September 24, 2012

Soulwire

Most of what I have shared on this site have been websites that are exemplary for their designs, or for creatively demonstrating technical difference in the web field. Today, I am highlighting Justin Windle, both a creative and technical innovator of web technologies. He has worked for a number of big clients out of New York, but it is his personal catalog of experimentation that makes me feature him today.

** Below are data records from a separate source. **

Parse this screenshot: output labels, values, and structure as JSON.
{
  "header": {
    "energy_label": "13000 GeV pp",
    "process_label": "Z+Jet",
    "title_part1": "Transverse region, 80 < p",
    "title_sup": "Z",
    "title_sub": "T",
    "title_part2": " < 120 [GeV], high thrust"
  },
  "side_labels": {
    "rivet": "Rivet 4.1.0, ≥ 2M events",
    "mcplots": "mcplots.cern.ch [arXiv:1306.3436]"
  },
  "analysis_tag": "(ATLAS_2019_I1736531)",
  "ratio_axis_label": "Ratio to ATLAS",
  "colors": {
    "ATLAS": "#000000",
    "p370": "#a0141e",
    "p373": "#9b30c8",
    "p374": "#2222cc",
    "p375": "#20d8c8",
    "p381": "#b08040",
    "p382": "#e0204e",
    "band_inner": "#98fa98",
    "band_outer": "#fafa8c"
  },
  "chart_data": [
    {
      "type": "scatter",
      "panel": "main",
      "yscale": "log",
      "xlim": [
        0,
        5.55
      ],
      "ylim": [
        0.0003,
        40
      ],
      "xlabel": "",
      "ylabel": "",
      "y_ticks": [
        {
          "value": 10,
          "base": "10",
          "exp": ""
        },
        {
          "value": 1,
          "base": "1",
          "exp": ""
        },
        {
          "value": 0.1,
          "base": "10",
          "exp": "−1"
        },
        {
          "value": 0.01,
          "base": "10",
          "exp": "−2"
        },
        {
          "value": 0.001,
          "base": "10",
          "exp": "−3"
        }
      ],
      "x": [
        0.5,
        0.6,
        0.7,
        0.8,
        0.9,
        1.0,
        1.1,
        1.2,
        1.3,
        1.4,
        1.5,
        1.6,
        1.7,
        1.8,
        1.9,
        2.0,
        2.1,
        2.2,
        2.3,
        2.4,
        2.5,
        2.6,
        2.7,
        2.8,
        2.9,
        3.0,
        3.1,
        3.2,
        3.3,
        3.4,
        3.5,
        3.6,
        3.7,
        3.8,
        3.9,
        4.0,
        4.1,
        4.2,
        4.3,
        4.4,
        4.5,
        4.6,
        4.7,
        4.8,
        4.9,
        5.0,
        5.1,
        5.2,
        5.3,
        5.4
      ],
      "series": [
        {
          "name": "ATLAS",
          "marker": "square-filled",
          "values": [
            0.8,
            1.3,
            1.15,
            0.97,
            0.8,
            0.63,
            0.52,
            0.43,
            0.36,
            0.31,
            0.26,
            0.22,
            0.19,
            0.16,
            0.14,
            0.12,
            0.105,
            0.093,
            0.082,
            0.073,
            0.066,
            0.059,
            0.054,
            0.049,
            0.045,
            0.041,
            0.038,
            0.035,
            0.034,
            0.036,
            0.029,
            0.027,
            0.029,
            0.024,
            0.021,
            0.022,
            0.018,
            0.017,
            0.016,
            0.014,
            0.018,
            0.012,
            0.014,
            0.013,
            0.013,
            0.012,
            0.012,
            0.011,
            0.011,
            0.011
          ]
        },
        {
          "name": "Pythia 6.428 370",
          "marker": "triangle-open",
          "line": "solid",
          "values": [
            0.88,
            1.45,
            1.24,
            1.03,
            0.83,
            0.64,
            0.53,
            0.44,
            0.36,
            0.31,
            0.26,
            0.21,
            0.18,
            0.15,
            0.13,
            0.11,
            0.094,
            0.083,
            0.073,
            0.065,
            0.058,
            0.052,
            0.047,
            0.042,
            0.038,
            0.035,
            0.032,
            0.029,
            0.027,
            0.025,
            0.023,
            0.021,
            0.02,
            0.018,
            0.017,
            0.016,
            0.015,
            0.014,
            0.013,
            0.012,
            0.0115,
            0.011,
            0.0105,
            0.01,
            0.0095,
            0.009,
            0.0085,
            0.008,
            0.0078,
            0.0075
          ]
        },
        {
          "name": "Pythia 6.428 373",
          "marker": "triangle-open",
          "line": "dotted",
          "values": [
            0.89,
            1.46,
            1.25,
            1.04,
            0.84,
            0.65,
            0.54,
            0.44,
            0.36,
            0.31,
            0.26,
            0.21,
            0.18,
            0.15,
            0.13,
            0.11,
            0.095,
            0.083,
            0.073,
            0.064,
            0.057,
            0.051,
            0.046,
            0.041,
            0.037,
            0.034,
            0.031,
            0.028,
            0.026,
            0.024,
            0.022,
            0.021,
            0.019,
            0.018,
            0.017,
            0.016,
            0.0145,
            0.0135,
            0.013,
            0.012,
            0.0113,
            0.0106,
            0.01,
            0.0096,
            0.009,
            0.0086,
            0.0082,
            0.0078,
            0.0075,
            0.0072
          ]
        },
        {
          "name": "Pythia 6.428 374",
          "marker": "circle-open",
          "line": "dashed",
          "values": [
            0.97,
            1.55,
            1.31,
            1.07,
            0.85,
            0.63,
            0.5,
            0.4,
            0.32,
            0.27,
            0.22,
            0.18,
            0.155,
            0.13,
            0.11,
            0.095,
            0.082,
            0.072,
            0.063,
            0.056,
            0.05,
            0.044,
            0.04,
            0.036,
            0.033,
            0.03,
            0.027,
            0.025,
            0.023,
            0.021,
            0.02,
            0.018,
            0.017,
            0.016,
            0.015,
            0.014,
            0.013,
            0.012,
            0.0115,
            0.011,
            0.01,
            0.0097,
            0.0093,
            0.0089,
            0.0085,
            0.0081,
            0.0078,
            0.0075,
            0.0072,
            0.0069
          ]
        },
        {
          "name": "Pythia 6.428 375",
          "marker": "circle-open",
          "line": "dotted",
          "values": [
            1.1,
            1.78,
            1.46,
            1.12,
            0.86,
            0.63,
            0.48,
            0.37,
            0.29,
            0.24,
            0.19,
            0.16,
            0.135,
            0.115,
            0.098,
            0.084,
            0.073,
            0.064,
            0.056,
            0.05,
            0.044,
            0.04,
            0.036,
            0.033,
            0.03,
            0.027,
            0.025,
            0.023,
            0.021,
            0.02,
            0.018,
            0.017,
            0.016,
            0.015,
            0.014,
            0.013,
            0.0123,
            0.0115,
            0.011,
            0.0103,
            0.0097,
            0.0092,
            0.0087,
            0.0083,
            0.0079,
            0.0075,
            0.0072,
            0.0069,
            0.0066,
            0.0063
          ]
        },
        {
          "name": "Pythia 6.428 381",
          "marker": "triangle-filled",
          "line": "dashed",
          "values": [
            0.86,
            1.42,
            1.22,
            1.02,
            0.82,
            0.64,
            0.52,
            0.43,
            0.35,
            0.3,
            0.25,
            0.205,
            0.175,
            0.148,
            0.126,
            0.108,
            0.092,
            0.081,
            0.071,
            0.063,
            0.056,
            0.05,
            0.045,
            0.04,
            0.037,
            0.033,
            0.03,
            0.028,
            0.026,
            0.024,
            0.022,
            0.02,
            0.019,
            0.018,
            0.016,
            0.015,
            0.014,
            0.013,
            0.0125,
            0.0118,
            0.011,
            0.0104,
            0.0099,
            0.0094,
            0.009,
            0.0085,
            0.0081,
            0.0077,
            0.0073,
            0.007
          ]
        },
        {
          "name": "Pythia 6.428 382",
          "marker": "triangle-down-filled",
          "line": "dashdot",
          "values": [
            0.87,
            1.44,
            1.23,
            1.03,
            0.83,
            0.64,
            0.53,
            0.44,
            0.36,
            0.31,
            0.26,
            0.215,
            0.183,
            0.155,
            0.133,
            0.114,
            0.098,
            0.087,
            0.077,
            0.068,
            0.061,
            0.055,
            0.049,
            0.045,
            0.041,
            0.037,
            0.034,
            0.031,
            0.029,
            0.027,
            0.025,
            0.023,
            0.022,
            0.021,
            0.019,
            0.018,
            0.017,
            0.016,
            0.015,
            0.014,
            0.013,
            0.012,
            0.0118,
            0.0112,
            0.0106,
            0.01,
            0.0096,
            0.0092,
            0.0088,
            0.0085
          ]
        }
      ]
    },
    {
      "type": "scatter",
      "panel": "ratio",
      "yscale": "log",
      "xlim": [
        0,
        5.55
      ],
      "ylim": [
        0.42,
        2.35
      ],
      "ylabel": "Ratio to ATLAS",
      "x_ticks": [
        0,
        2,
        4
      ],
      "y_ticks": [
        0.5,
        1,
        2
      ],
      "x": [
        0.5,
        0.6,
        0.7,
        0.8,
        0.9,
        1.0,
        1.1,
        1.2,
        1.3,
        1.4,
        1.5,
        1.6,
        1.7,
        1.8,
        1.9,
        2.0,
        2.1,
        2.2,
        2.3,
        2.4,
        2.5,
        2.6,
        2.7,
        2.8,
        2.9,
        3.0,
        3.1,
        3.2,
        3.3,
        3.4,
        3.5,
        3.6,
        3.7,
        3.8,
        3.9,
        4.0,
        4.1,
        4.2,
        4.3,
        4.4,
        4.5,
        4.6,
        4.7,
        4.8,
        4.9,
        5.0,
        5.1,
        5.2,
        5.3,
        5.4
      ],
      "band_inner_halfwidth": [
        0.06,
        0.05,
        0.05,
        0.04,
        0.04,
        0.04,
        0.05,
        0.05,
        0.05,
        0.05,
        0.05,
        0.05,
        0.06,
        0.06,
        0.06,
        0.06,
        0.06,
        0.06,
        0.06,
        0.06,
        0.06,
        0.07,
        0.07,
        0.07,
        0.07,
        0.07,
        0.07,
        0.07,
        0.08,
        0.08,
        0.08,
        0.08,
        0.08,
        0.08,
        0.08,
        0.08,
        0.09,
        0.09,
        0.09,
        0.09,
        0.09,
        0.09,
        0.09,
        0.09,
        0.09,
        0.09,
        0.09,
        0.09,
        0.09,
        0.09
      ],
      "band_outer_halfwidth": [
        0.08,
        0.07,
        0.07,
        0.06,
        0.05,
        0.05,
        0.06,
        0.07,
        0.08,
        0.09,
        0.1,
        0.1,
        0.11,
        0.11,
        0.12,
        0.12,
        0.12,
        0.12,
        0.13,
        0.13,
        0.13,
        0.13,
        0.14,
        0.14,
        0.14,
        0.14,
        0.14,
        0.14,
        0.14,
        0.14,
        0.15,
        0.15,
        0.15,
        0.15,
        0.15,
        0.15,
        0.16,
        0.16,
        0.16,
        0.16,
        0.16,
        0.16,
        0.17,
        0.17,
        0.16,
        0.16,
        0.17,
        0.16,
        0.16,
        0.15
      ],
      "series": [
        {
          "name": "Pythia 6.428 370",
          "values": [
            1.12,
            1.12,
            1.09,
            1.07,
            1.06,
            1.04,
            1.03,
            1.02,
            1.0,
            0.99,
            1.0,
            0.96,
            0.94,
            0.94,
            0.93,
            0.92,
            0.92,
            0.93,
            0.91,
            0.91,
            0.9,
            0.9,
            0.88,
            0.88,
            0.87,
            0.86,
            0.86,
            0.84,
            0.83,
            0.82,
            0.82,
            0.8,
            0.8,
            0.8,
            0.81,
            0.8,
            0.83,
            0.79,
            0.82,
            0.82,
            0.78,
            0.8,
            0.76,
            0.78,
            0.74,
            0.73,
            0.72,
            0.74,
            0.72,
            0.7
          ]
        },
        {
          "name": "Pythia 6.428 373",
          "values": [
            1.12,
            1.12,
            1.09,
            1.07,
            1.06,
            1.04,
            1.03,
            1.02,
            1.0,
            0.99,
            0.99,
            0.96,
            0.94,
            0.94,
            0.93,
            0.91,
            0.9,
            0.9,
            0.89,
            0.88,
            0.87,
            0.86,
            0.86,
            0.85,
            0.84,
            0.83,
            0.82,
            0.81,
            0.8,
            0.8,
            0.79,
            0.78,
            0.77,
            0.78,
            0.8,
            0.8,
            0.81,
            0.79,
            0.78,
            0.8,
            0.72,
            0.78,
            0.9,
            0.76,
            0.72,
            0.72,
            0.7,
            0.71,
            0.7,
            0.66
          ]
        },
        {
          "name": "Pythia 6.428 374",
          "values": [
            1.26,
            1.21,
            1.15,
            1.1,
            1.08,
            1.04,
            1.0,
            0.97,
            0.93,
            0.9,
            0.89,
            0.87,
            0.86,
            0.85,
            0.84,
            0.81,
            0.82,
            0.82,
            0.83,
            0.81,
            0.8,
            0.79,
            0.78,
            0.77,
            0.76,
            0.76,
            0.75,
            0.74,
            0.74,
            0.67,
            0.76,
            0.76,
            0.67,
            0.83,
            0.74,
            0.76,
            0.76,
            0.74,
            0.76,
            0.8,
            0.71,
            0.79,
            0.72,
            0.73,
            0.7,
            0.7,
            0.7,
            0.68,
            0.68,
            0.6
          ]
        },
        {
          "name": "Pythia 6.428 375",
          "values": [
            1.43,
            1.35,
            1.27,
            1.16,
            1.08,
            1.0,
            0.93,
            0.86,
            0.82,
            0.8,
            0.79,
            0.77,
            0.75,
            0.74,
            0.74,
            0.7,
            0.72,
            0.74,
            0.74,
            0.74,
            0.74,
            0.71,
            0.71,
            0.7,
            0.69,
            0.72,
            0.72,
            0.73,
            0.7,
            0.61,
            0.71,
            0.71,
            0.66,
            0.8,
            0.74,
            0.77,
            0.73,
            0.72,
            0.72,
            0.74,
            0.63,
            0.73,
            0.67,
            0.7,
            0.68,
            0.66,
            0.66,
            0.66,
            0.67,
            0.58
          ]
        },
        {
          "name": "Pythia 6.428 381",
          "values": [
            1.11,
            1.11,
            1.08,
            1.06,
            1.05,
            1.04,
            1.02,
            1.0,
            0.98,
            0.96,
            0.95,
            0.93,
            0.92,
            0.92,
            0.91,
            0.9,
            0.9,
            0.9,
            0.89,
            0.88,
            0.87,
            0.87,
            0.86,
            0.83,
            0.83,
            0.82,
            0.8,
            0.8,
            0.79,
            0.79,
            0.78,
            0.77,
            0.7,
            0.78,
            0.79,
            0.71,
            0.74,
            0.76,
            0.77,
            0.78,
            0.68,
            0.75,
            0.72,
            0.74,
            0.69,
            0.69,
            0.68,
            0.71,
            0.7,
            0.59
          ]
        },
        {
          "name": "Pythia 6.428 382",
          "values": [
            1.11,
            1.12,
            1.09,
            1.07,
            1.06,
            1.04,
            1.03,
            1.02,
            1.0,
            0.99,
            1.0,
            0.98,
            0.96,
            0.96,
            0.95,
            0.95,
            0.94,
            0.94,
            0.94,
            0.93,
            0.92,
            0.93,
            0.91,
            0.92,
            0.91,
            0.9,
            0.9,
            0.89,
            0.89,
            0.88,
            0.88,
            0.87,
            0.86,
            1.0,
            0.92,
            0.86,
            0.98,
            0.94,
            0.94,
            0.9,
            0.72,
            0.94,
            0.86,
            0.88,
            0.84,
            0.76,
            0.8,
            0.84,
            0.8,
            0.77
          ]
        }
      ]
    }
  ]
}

Soulwire is a site built to greet anyone unfamiliar to Justin's work with a splash page, something I have long strayed from, but animated enough to give a truly warm introduction to his works. Animation is a central theme of everything done within his site, from the movement of his photo to the changing color of the frames when the page is changed, to the complicated experiments in his gallery. Each form of animation is a visual draw, highlighting just the right elements to encourage proper browsing of the site. Each page is also keyboard-friendly, allowing scrolling via the left-right keys. (Something that should be maybe a little more obvious on his site.) The experiments themselves however, are mind bogglingly impressive. Fully interactive and customizable physics-style engines designed explicitly for the web, content that makes all the tech guys scratch their heads, and all the designers look in awe.

You don't need a degree in animation to replicate what else makes Justin's work such an ideal site. Justin is networked. He has a twitter account, an rss blog operating out of his very site, a facebook, flickr, LinkedIn, visualize, DSPN, video, even a github and jsdo.it(something for the techies) account. On every page is the option to share his site with a number of social networking sites, and each page is enough of an innovation from the next, it's hard not to share them all. This versatility to implement easy networking capabilities on every page should be more than desirable for any designer. Plus the sheer number of accounts makes me question his daily sleep pattern. Bottom line, this is a site you must see to believe.